The auto bailouts did not feature shareholders having money thrown at them and keeping their stakes (GM and Chrysler shareholders, for instance, were almost completely wiped out in the bailout, with the new GM owned by the UAW and the US and Canadian governments; the new Chrysler was majority owned by Fiat with minority stakes held by an autoworkers pension fund and the US and Canadian governments.)
Bank bailouts were more protective of shareholders because they were mostly government purchase of distressed assets or extensions of credit,
Not really, Intel had funding from Biden's bill, and Trump told them that in order to have that money they had to give a stake to the government. In this case Intel isn't being bailed out, just securing funding for new chip foundaries
> Genuine question : When companies are bailed out by the taxpayer, why can't we then give ownership of the company to the taxpayer?
tHaT'S sOcIAlIsM
Though ironically for the first time ever, the people shouting that would actually be correct. Kind of.
If you mean in a broad "is this possible" sense though, sure, absolutely. Entities owned in part or in whole by the state are not uncommon, but anytime such things are proposed in the US, the right loses it's fucking mind.
Edit: hit the comment rate wall.
> I see! But still, I don't get in what sense it is more socialist that just having people actually buy the company to save it (instead of just saving it 'for free'). If anything it makes it more capitalist if the taxpayers invest in the bailout, instead of just giving it away!
Because socialism isn't an economic system in American politics, it's a scary word that the Russians and CHYNA are. It's also completely interoperable with communism because our conservative party here has long since abandoned anything resembling reality, and even when they were here with us, they didn't know the difference between the two.
Doing it this way is capitalist because it's American. Doing it the other way is evil because it's socialist/communist, like the Russians/Chinese/North Koreans do with the lot of this rhetoric absolutely drowning in racism and nationalism. Mind you, all those countries have issues, absolutely. I'm just saying a conservative with a gun to their head couldn't actually explain those issues, they're just evil because they're not American. [ insert eagle screech here ]
Honestly the best distillation is: It's Freedom when private citizens run things, and it's Communism when the government does. The fact that the government sometimes has to give rich private citizens a shit ton of money to keep things afloat is not reflected upon.
If you try and analyze it through a lens of what these words actually mean, yeah it makes no goddamn sense at all.
But not really right? It could happen in the market, company A chooses to bailout company B by buying it and investing money to keep it afloat.
Except company A in this case is the government. No?

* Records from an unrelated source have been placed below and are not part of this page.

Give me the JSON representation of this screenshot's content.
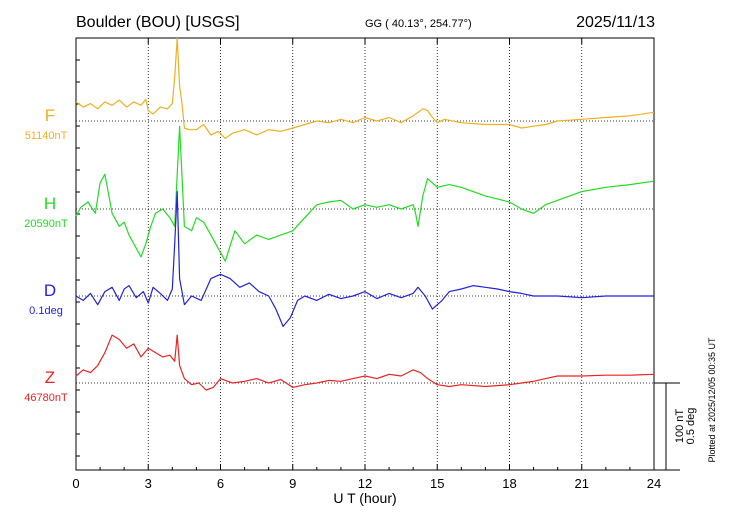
{
  "header": {
    "station": "Boulder (BOU)  [USGS]",
    "coords": "GG ( 40.13°, 254.77°)",
    "date": "2025/11/13"
  },
  "footer": {
    "plotted": "Plotted at 2025/12/05 00:35 UT"
  },
  "scale": {
    "nt": "100 nT",
    "deg": "0.5 deg"
  },
  "chart_data": {
    "type": "line",
    "xlabel": "U T (hour)",
    "xlim": [
      0,
      24
    ],
    "xticks": [
      0,
      3,
      6,
      9,
      12,
      15,
      18,
      21,
      24
    ],
    "grid": true,
    "series": [
      {
        "name": "F",
        "baseline_label": "51140nT",
        "color": "#f0b020",
        "offset": 0,
        "x": [
          0,
          0.3,
          0.6,
          0.9,
          1.2,
          1.5,
          1.8,
          2.1,
          2.4,
          2.7,
          2.9,
          3.0,
          3.2,
          3.5,
          3.8,
          4.0,
          4.1,
          4.2,
          4.3,
          4.4,
          4.5,
          4.7,
          5.0,
          5.3,
          5.6,
          5.9,
          6.2,
          6.5,
          7.0,
          7.5,
          8.0,
          8.5,
          9.0,
          9.5,
          10,
          10.5,
          11,
          11.5,
          12,
          12.5,
          13,
          13.5,
          14,
          14.2,
          14.4,
          14.6,
          14.8,
          15.0,
          15.3,
          16,
          17,
          18,
          18.5,
          19,
          19.5,
          20,
          21,
          22,
          23,
          24
        ],
        "y": [
          22,
          16,
          20,
          14,
          22,
          18,
          24,
          16,
          22,
          18,
          25,
          12,
          8,
          16,
          14,
          20,
          50,
          95,
          40,
          20,
          -8,
          -10,
          -10,
          -4,
          -16,
          -12,
          -20,
          -14,
          -10,
          -16,
          -10,
          -12,
          -8,
          -4,
          0,
          -2,
          2,
          -2,
          4,
          0,
          4,
          -2,
          6,
          10,
          14,
          12,
          4,
          -2,
          2,
          -2,
          -4,
          -4,
          -8,
          -6,
          -4,
          0,
          2,
          4,
          6,
          10
        ]
      },
      {
        "name": "H",
        "baseline_label": "20590nT",
        "color": "#22dd22",
        "offset": 0,
        "x": [
          0,
          0.2,
          0.5,
          0.8,
          1.0,
          1.2,
          1.5,
          1.8,
          2.0,
          2.2,
          2.5,
          2.7,
          2.9,
          3.1,
          3.3,
          3.6,
          3.9,
          4.1,
          4.2,
          4.3,
          4.5,
          4.8,
          5.0,
          5.3,
          5.6,
          5.9,
          6.2,
          6.6,
          7.0,
          7.5,
          8.0,
          8.5,
          9.0,
          9.5,
          10,
          10.5,
          11,
          11.5,
          12,
          12.5,
          13,
          13.5,
          14.0,
          14.1,
          14.2,
          14.4,
          14.6,
          15,
          15.5,
          16,
          17,
          18,
          18.5,
          19,
          19.5,
          20,
          21,
          22,
          23,
          24
        ],
        "y": [
          -8,
          2,
          8,
          -5,
          30,
          40,
          -5,
          -20,
          -15,
          -30,
          -45,
          -55,
          -40,
          -20,
          -5,
          0,
          -10,
          -20,
          40,
          95,
          -20,
          -25,
          -10,
          -15,
          -30,
          -45,
          -60,
          -25,
          -40,
          -30,
          -35,
          -30,
          -25,
          -10,
          5,
          8,
          10,
          0,
          5,
          2,
          5,
          0,
          5,
          -5,
          -20,
          15,
          35,
          25,
          28,
          25,
          15,
          8,
          0,
          -5,
          5,
          10,
          20,
          25,
          28,
          32
        ]
      },
      {
        "name": "D",
        "baseline_label": "0.1deg",
        "color": "#2222dd",
        "offset": 0,
        "x": [
          0,
          0.3,
          0.6,
          0.9,
          1.2,
          1.5,
          1.8,
          2.0,
          2.2,
          2.5,
          2.8,
          3.0,
          3.2,
          3.5,
          3.8,
          4.0,
          4.1,
          4.2,
          4.3,
          4.5,
          4.8,
          5.2,
          5.6,
          6.0,
          6.4,
          6.8,
          7.2,
          7.6,
          8.0,
          8.3,
          8.6,
          8.9,
          9.2,
          9.5,
          10,
          10.5,
          11,
          11.5,
          12,
          12.5,
          13,
          13.5,
          14.0,
          14.2,
          14.5,
          14.8,
          15.0,
          15.2,
          15.5,
          16,
          16.5,
          17,
          17.5,
          18,
          18.5,
          19,
          20,
          21,
          22,
          23,
          24
        ],
        "y": [
          0,
          -5,
          3,
          -10,
          5,
          10,
          -5,
          8,
          12,
          -2,
          5,
          -8,
          10,
          3,
          -5,
          8,
          60,
          120,
          20,
          -10,
          0,
          -5,
          20,
          25,
          20,
          10,
          15,
          5,
          0,
          -15,
          -35,
          -25,
          -5,
          0,
          -5,
          2,
          -3,
          0,
          5,
          -3,
          3,
          -2,
          3,
          10,
          0,
          -15,
          -10,
          -5,
          5,
          8,
          12,
          10,
          8,
          5,
          3,
          0,
          0,
          -2,
          0,
          0,
          0
        ]
      },
      {
        "name": "Z",
        "baseline_label": "46780nT",
        "color": "#ee2222",
        "offset": 0,
        "x": [
          0,
          0.3,
          0.6,
          0.9,
          1.2,
          1.5,
          1.8,
          2.1,
          2.4,
          2.7,
          3.0,
          3.3,
          3.6,
          3.9,
          4.1,
          4.2,
          4.3,
          4.5,
          4.8,
          5.1,
          5.4,
          5.7,
          6.0,
          6.5,
          7.0,
          7.5,
          8.0,
          8.5,
          9.0,
          9.5,
          10,
          10.5,
          11,
          11.5,
          12,
          12.5,
          13,
          13.5,
          14.0,
          14.3,
          14.6,
          15.0,
          15.5,
          16,
          17,
          18,
          18.5,
          19,
          19.5,
          20,
          21,
          22,
          23,
          24
        ],
        "y": [
          8,
          15,
          12,
          20,
          35,
          55,
          50,
          40,
          45,
          30,
          40,
          35,
          30,
          32,
          25,
          55,
          20,
          5,
          -2,
          0,
          -8,
          -5,
          5,
          0,
          2,
          5,
          0,
          4,
          -5,
          -2,
          0,
          3,
          2,
          5,
          8,
          5,
          10,
          8,
          15,
          12,
          5,
          -2,
          -4,
          -2,
          -4,
          -2,
          0,
          2,
          5,
          8,
          8,
          9,
          9,
          10
        ]
      }
    ]
  }
}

Why is it that when it is the government doing this action, it has to gift the money instead of potentially profiting from it?

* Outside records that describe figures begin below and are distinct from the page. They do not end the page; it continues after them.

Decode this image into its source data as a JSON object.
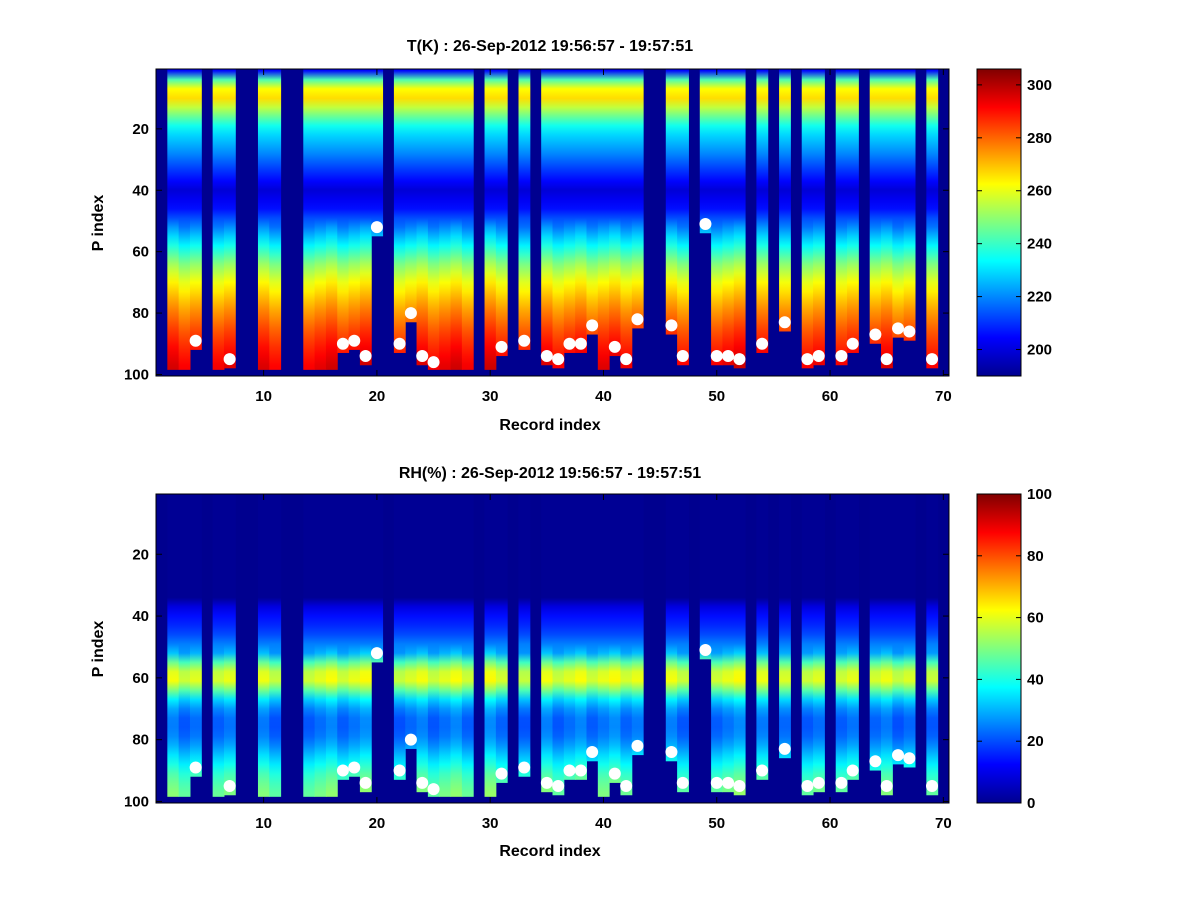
{
  "charts": [
    {
      "type": "heatmap",
      "title": "T(K) : 26-Sep-2012 19:56:57 - 19:57:51",
      "xlabel": "Record index",
      "ylabel": "P index",
      "xlim": [
        0.5,
        70.5
      ],
      "ylim": [
        0.5,
        100.5
      ],
      "y_reversed": true,
      "x_ticks": [
        10,
        20,
        30,
        40,
        50,
        60,
        70
      ],
      "y_ticks": [
        20,
        40,
        60,
        80,
        100
      ],
      "colorbar": {
        "min": 190,
        "max": 306,
        "ticks": [
          200,
          220,
          240,
          260,
          280,
          300
        ],
        "colormap": "jet"
      },
      "background_color": "#00008f",
      "missing_records": [
        1,
        5,
        8,
        9,
        12,
        13,
        21,
        29,
        32,
        34,
        44,
        45,
        48,
        53,
        55,
        57,
        60,
        63,
        68,
        70
      ],
      "surface_markers": [
        {
          "x": 4,
          "y": 89
        },
        {
          "x": 7,
          "y": 95
        },
        {
          "x": 17,
          "y": 90
        },
        {
          "x": 18,
          "y": 89
        },
        {
          "x": 19,
          "y": 94
        },
        {
          "x": 20,
          "y": 52
        },
        {
          "x": 22,
          "y": 90
        },
        {
          "x": 23,
          "y": 80
        },
        {
          "x": 24,
          "y": 94
        },
        {
          "x": 25,
          "y": 96
        },
        {
          "x": 31,
          "y": 91
        },
        {
          "x": 33,
          "y": 89
        },
        {
          "x": 35,
          "y": 94
        },
        {
          "x": 36,
          "y": 95
        },
        {
          "x": 37,
          "y": 90
        },
        {
          "x": 38,
          "y": 90
        },
        {
          "x": 39,
          "y": 84
        },
        {
          "x": 41,
          "y": 91
        },
        {
          "x": 42,
          "y": 95
        },
        {
          "x": 43,
          "y": 82
        },
        {
          "x": 46,
          "y": 84
        },
        {
          "x": 47,
          "y": 94
        },
        {
          "x": 49,
          "y": 51
        },
        {
          "x": 50,
          "y": 94
        },
        {
          "x": 51,
          "y": 94
        },
        {
          "x": 52,
          "y": 95
        },
        {
          "x": 54,
          "y": 90
        },
        {
          "x": 56,
          "y": 83
        },
        {
          "x": 58,
          "y": 95
        },
        {
          "x": 59,
          "y": 94
        },
        {
          "x": 61,
          "y": 94
        },
        {
          "x": 62,
          "y": 90
        },
        {
          "x": 64,
          "y": 87
        },
        {
          "x": 65,
          "y": 95
        },
        {
          "x": 66,
          "y": 85
        },
        {
          "x": 67,
          "y": 86
        },
        {
          "x": 69,
          "y": 95
        }
      ],
      "profile_levels": [
        {
          "p": 1,
          "v": 205
        },
        {
          "p": 5,
          "v": 255
        },
        {
          "p": 9,
          "v": 270
        },
        {
          "p": 14,
          "v": 252
        },
        {
          "p": 20,
          "v": 232
        },
        {
          "p": 28,
          "v": 220
        },
        {
          "p": 35,
          "v": 208
        },
        {
          "p": 40,
          "v": 200
        },
        {
          "p": 46,
          "v": 206
        },
        {
          "p": 52,
          "v": 220
        },
        {
          "p": 58,
          "v": 235
        },
        {
          "p": 64,
          "v": 250
        },
        {
          "p": 70,
          "v": 262
        },
        {
          "p": 78,
          "v": 274
        },
        {
          "p": 86,
          "v": 284
        },
        {
          "p": 92,
          "v": 290
        },
        {
          "p": 98,
          "v": 295
        }
      ]
    },
    {
      "type": "heatmap",
      "title": "RH(%) : 26-Sep-2012 19:56:57 - 19:57:51",
      "xlabel": "Record index",
      "ylabel": "P index",
      "xlim": [
        0.5,
        70.5
      ],
      "ylim": [
        0.5,
        100.5
      ],
      "y_reversed": true,
      "x_ticks": [
        10,
        20,
        30,
        40,
        50,
        60,
        70
      ],
      "y_ticks": [
        20,
        40,
        60,
        80,
        100
      ],
      "colorbar": {
        "min": 0,
        "max": 100,
        "ticks": [
          0,
          20,
          40,
          60,
          80,
          100
        ],
        "colormap": "jet"
      },
      "background_color": "#00008f",
      "missing_records": [
        1,
        5,
        8,
        9,
        12,
        13,
        21,
        29,
        32,
        34,
        44,
        45,
        48,
        53,
        55,
        57,
        60,
        63,
        68,
        70
      ],
      "surface_markers": [
        {
          "x": 4,
          "y": 89
        },
        {
          "x": 7,
          "y": 95
        },
        {
          "x": 17,
          "y": 90
        },
        {
          "x": 18,
          "y": 89
        },
        {
          "x": 19,
          "y": 94
        },
        {
          "x": 20,
          "y": 52
        },
        {
          "x": 22,
          "y": 90
        },
        {
          "x": 23,
          "y": 80
        },
        {
          "x": 24,
          "y": 94
        },
        {
          "x": 25,
          "y": 96
        },
        {
          "x": 31,
          "y": 91
        },
        {
          "x": 33,
          "y": 89
        },
        {
          "x": 35,
          "y": 94
        },
        {
          "x": 36,
          "y": 95
        },
        {
          "x": 37,
          "y": 90
        },
        {
          "x": 38,
          "y": 90
        },
        {
          "x": 39,
          "y": 84
        },
        {
          "x": 41,
          "y": 91
        },
        {
          "x": 42,
          "y": 95
        },
        {
          "x": 43,
          "y": 82
        },
        {
          "x": 46,
          "y": 84
        },
        {
          "x": 47,
          "y": 94
        },
        {
          "x": 49,
          "y": 51
        },
        {
          "x": 50,
          "y": 94
        },
        {
          "x": 51,
          "y": 94
        },
        {
          "x": 52,
          "y": 95
        },
        {
          "x": 54,
          "y": 90
        },
        {
          "x": 56,
          "y": 83
        },
        {
          "x": 58,
          "y": 95
        },
        {
          "x": 59,
          "y": 94
        },
        {
          "x": 61,
          "y": 94
        },
        {
          "x": 62,
          "y": 90
        },
        {
          "x": 64,
          "y": 87
        },
        {
          "x": 65,
          "y": 95
        },
        {
          "x": 66,
          "y": 85
        },
        {
          "x": 67,
          "y": 86
        },
        {
          "x": 69,
          "y": 95
        }
      ],
      "profile_levels": [
        {
          "p": 1,
          "v": 2
        },
        {
          "p": 34,
          "v": 2
        },
        {
          "p": 38,
          "v": 12
        },
        {
          "p": 45,
          "v": 18
        },
        {
          "p": 52,
          "v": 30
        },
        {
          "p": 56,
          "v": 52
        },
        {
          "p": 60,
          "v": 64
        },
        {
          "p": 64,
          "v": 48
        },
        {
          "p": 68,
          "v": 30
        },
        {
          "p": 74,
          "v": 22
        },
        {
          "p": 80,
          "v": 25
        },
        {
          "p": 86,
          "v": 35
        },
        {
          "p": 92,
          "v": 45
        },
        {
          "p": 98,
          "v": 50
        }
      ]
    }
  ]
}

Edit : just saw the edit. I see! But still, I don't get in what sense it is more socialist, instead of just saving the companing 'for free', people actually buy (forcefully invest?) in the company to save it. If anything it makes it more capitalist if the taxpayers invest in the bailout, instead of just giving it away!
Its pure propaganda playing on American fear of socialism.
In other very capitalist economies governments did take stakes in banks in return for bailouts. The first British bank that needed one (Northern Rock) was entirely taken over by the government and shareholders just lost their money. The government bought stakes in others. It was still criticised as being too generous to shareholders and management.